Activation of phosphatidylinositol-linked D1-like receptors increases spontaneous glutamate release in rat somatosensory cortical neurons in vitro.

Central dopaminergic system exerts profound modulation on spontaneous glutamate release in various brain regions mainly through D(1) receptor/cAMP/PKA pathway. It remains unclear whether the phosphatidylinositol (PI)-linked D(1)-like receptors are also involved in such modulatory actions. The identification of substituted phenylbenzazepine SKF83959 as the selective agonist for the atypical D(1)-like receptors has given impetus to study their influence on the spontaneous glutamate release in the brain. In the present study the effects of SKF83959 on the spontaneous excitatory postsynaptic currents (sEPSCs) were investigated through whole-cell recording from layer V-VI pyramidal neurons in rat somatosensory cortical slices. Perfusion with SKF83959 (10-100 microM) considerably increased the frequency of sEPSCs, while had no significant effect on the amplitude of sEPSCs. The increase of sEPSC frequency by SKF83959 was blocked by SCH23390, a D(1)-like receptor antagonist, but not by the antagonists for D(2) receptor, alpha(1)-adrenoceptor and 5-HT(2A/2C) receptor.

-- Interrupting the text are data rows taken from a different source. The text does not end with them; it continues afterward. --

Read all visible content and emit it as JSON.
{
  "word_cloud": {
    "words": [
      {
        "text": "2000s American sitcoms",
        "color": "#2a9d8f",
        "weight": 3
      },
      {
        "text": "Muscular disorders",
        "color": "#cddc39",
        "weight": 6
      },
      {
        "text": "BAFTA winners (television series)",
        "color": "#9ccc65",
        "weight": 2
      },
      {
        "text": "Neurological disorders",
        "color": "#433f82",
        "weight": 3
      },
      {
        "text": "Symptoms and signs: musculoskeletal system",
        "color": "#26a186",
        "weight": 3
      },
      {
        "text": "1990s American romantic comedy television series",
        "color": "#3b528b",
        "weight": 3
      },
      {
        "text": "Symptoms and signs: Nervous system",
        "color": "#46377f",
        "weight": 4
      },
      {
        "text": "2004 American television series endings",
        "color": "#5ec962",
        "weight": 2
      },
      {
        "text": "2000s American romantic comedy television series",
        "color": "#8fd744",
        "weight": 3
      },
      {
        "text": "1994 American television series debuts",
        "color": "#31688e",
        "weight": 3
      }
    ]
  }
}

U-73122 (PLCbeta inhibitor), 2-APB (IP(3) receptor antagonist), chelerythrine chloride (PKC inhibitor) and capsazepine (TRPV1 antagonist) could block the effects of SKF83959, whereas H-89 (PKA inhibitor) and forskolin (adenylyl cyclase activator) had no effect. Taken together, sensitization of TRPV1 channels by PKC after activation of D(1) receptor/PLCbeta signaling pathway mediated SKF83959-induced increase in the sEPSC frequency. To our knowledge, this is the first pharmacological evidence that PI-linked D(1)-like dopamine receptors do exist in presynaptic terminals of cortical neurons and play an important role in controlling the spontaneous glutamate release.